The investigators then chemically induced seizures in the animals and recorded brain activity while the animals were awake.

The study found that this approach suppressed electrical epileptic seizures with no apparent changes on ECoG, said one of the researchers, Masami Fujii, MD, PhD, associate professor, and chief, Division of Functional Neurosurgery, Department of Neurosurgery, Yamaguchi University, Japan.

The idea is that patients with epilepsy would eventually be implanted with a similar device that would detect seizure activity and automatically cool the affected area, said Dr. Fujii. But although encouraging, further research still needs to be completed to establish whether this approach is a safe and effective therapeutic intervention for intractable focal epilepsy in patients, he said.

However, Shlomo Shinnar, MD, PhD, professor (neurology pediatrics, epidemiology, and population health) and director, Comprehensive Epilepsy Management Center, Montefiore Medical Center and the Albert Einstein College of Medicine, Bronx, New York, isn't convinced that cooling the brain in humans wouldn't suppress other brain functions in addition to seizures.

"Brain cooling has been used in the context of hypoxic ischemic insult as a neuroprotectant in babies (with encephalopathy), the so-called 'cooling cap', but at that point, you're willing to put them to sleep for a few days basically to protect them," said Dr. Shinnar. "Whether you can cool the human brain without altering the brain functions you don't wish to alter remains to be seen."

The approach is "very interesting" but remains "very much preclinical," said Dr. Shinnar.

Whole-Body, Pharmaceutical Cooling

Whereas this study looked at invasive focal cooling in preventing seizures, another study presented here investigated the effect on survival and neuronal damage of noninvasive whole-body cooling, and a novel pharmacological approach, in animals in status epilepticus.

For this experiment, researchers induced seizures in 96 adult male rats.

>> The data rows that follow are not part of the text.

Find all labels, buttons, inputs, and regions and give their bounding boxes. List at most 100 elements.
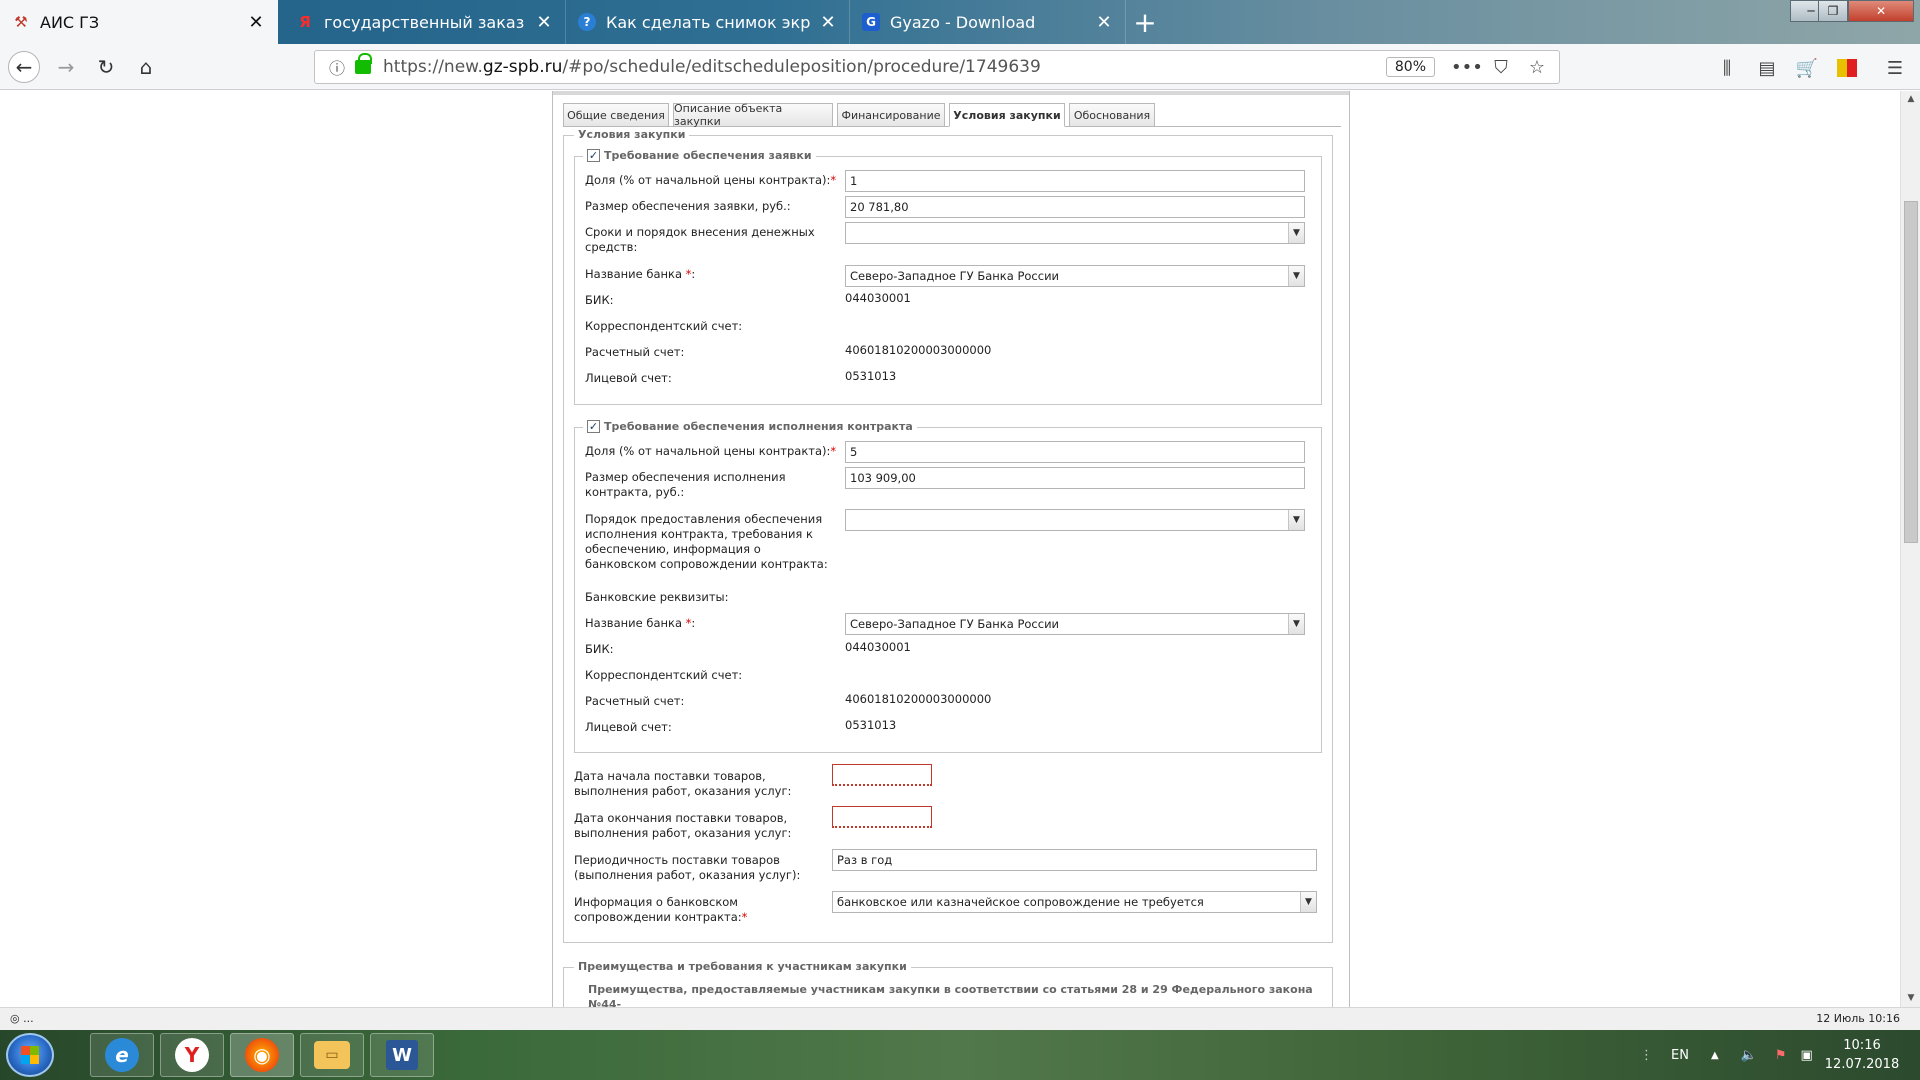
delivery-start-date-input[interactable] [832,764,932,786]
taskbar-app-yandex[interactable]: Y [160,1033,224,1077]
section-title: Условия закупки [574,128,690,141]
form-tabs: Общие сведения Описание объекта закупки … [563,102,1341,128]
taskbar-clock[interactable]: 10:16 12.07.2018 [1812,1036,1912,1074]
contract-bank-label: Название банка *: [585,616,696,630]
new-tab-button[interactable]: + [1130,0,1160,44]
contract-amount-input[interactable]: 103 909,00 [845,467,1305,489]
lock-icon[interactable] [355,53,372,74]
bank-support-value: банковское или казначейское сопровождени… [837,895,1204,909]
system-tray: ⋮ EN ▲ 🔈 ⚑ ▣ [1640,1030,1813,1080]
tab-justifications[interactable]: Обоснования [1069,103,1155,127]
url-prefix: https://new. [383,57,483,77]
reload-button[interactable]: ↻ [90,51,122,83]
bank-support-label: Информация о банковском сопровождении ко… [574,895,774,925]
home-button[interactable]: ⌂ [130,51,162,83]
maximize-button[interactable]: ❐ [1818,0,1848,22]
flag-extension-icon[interactable] [1834,56,1860,80]
scrollbar-thumb[interactable] [1904,201,1918,543]
chevron-down-icon[interactable]: ▼ [1300,892,1316,912]
menu-icon[interactable]: ☰ [1882,56,1908,80]
reload-icon: ↻ [97,55,115,79]
browser-status-bar: ◎ ... 12 Июль 10:16 [0,1007,1920,1030]
close-icon[interactable]: ✕ [247,12,265,33]
bid-terms-select[interactable]: ▼ [845,222,1305,244]
chevron-down-icon[interactable]: ▼ [1288,510,1304,530]
chevron-down-icon[interactable]: ▼ [1288,614,1304,634]
contract-security-checkbox[interactable]: ✓ [587,420,600,433]
bid-settlement-value: 40601810200003000000 [845,343,992,357]
window-close-button[interactable]: ✕ [1848,0,1914,22]
chevron-down-icon[interactable]: ▼ [1288,266,1304,286]
windows-taskbar: e Y ◉ ▭ W ⋮ EN ▲ 🔈 ⚑ ▣ 10:16 12.07.2018 [0,1030,1920,1080]
contract-bik-value: 044030001 [845,640,911,654]
tab-general-info[interactable]: Общие сведения [563,103,669,127]
show-hidden-icons-icon[interactable]: ▲ [1711,1050,1719,1061]
language-indicator[interactable]: EN [1671,1048,1689,1063]
url-text[interactable]: https://new.gz-spb.ru/#po/schedule/edits… [383,57,1386,77]
bid-personal-label: Лицевой счет: [585,371,672,385]
tab-title: Как сделать снимок экрана (с [606,12,811,32]
action-center-icon[interactable]: ⚑ [1775,1048,1787,1063]
delivery-period-input[interactable]: Раз в год [832,849,1317,871]
scroll-up-icon[interactable]: ▲ [1901,91,1920,108]
home-icon: ⌂ [139,55,153,79]
bid-settlement-label: Расчетный счет: [585,345,685,359]
contract-order-select[interactable]: ▼ [845,509,1305,531]
bid-share-input[interactable]: 1 [845,170,1305,192]
bookmark-star-icon[interactable]: ☆ [1523,57,1551,78]
browser-tab-ais[interactable]: ⚒ АИС ГЗ ✕ [0,0,278,44]
library-icon[interactable]: ⫼ [1714,56,1740,80]
delivery-period-label: Периодичность поставки товаров (выполнен… [574,853,801,882]
network-icon[interactable]: ▣ [1801,1048,1813,1063]
contract-bik-label: БИК: [585,642,614,656]
bid-security-legend-text: Требование обеспечения заявки [604,149,812,162]
contract-personal-label: Лицевой счет: [585,720,672,734]
back-button[interactable]: ← [8,51,40,83]
sidebar-icon[interactable]: ▤ [1754,56,1780,80]
firefox-icon: ◉ [245,1038,279,1072]
url-bar[interactable]: ⓘ https://new.gz-spb.ru/#po/schedule/edi… [314,50,1560,84]
close-icon[interactable]: ✕ [535,12,553,33]
cart-icon[interactable]: 🛒 [1794,56,1820,80]
contract-bank-select[interactable]: Северо-Западное ГУ Банка России ▼ [845,613,1305,635]
forward-button[interactable]: → [50,51,82,83]
delivery-end-date-input[interactable] [832,806,932,828]
browser-tab-yandex[interactable]: Я государственный заказ санкт ✕ [284,0,566,44]
volume-icon[interactable]: 🔈 [1741,1048,1757,1063]
bid-security-checkbox[interactable]: ✓ [587,149,600,162]
page-scrollbar[interactable]: ▲ ▼ [1900,91,1920,1007]
ais-icon: ⚒ [14,13,28,31]
panel-top-border [553,91,1349,95]
browser-tab-help[interactable]: ? Как сделать снимок экрана (с ✕ [566,0,850,44]
close-icon[interactable]: ✕ [1095,12,1113,33]
bid-amount-input[interactable]: 20 781,80 [845,196,1305,218]
start-button[interactable] [6,1033,54,1077]
status-left-text: ◎ ... [10,1012,34,1025]
taskbar-app-firefox[interactable]: ◉ [230,1033,294,1077]
tab-object-description[interactable]: Описание объекта закупки [673,102,833,128]
taskbar-app-ie[interactable]: e [90,1033,154,1077]
chevron-down-icon[interactable]: ▼ [1288,223,1304,243]
contract-share-input[interactable]: 5 [845,441,1305,463]
bank-support-select[interactable]: банковское или казначейское сопровождени… [832,891,1317,913]
tab-financing[interactable]: Финансирование [837,103,945,127]
required-mark: * [685,616,692,630]
scroll-down-icon[interactable]: ▼ [1901,990,1920,1007]
bid-bank-label: Название банка *: [585,267,696,281]
navigation-toolbar: ← → ↻ ⌂ ⓘ https://new.gz-spb.ru/#po/sche… [0,44,1920,90]
clock-time: 10:16 [1843,1038,1881,1053]
tab-procurement-terms[interactable]: Условия закупки [949,103,1065,127]
tray-grip-icon: ⋮ [1640,1047,1653,1063]
page-actions-icon[interactable]: ••• [1451,57,1483,78]
info-icon[interactable]: ⓘ [325,55,349,79]
bid-bank-select[interactable]: Северо-Западное ГУ Банка России ▼ [845,265,1305,287]
delivery-start-label: Дата начала поставки товаров, выполнения… [574,769,792,798]
browser-tab-gyazo[interactable]: G Gyazo - Download ✕ [850,0,1126,44]
status-datetime: 12 Июль 10:16 [1816,1012,1900,1025]
taskbar-app-explorer[interactable]: ▭ [300,1033,364,1077]
pocket-icon[interactable]: ⛉ [1487,57,1515,78]
close-icon[interactable]: ✕ [819,12,837,33]
taskbar-app-word[interactable]: W [370,1033,434,1077]
required-mark: * [741,910,748,924]
zoom-indicator[interactable]: 80% [1385,57,1435,77]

After 4.5 hours, half the rats were cooled in a chamber of cold circulating air to a target temperature of 31 to 33°C, whereas the other rats were left at room temperature.

The cooled rats had a significantly better survival rate after 24 hours (82% vs 32%; P < .05; odds ratio for survival, 9.53).

Survival rates at 2.5 months were also better among the cooled rats (50% vs 25%), demonstrating that the benefits are longer-term, said study author Sandipan Pati, MD, epilepsy fellow, Massachusetts General Hospital, Boston.

MRI studies showed that the cooled rats had less hippocampal neuronal damage than the other rats.

The researchers observed similar benefits when they cooled the rats by using a drug in development that blocks cold receptors.

"We found that physical methods of cooling improves neuron damage and improves cognitive outcome and survival, and we also found that pharmacological cooling has the same effect," said Dr. Pati.

Use of drug-induced cooling could help overcome the hurdle of having to intubate patients while cooling them, which can lead to infections and thrombosis in the lungs, said Dr. Pati. "We wondered if there was a smarter, better, way of cooling that doesn't involve intubation."

Dr. Pati envisions that humans with status epilepticus would have to be cooled for at least 1 or 2 days, a period that could carry potential problems.

The current animal study was carried out in advance of a clinical trial, said Dr. Pati.

American Epilepsy Society (AES) 66th Annual Meeting. Abstracts 3.056, 1.044. Presented December 1, 2012.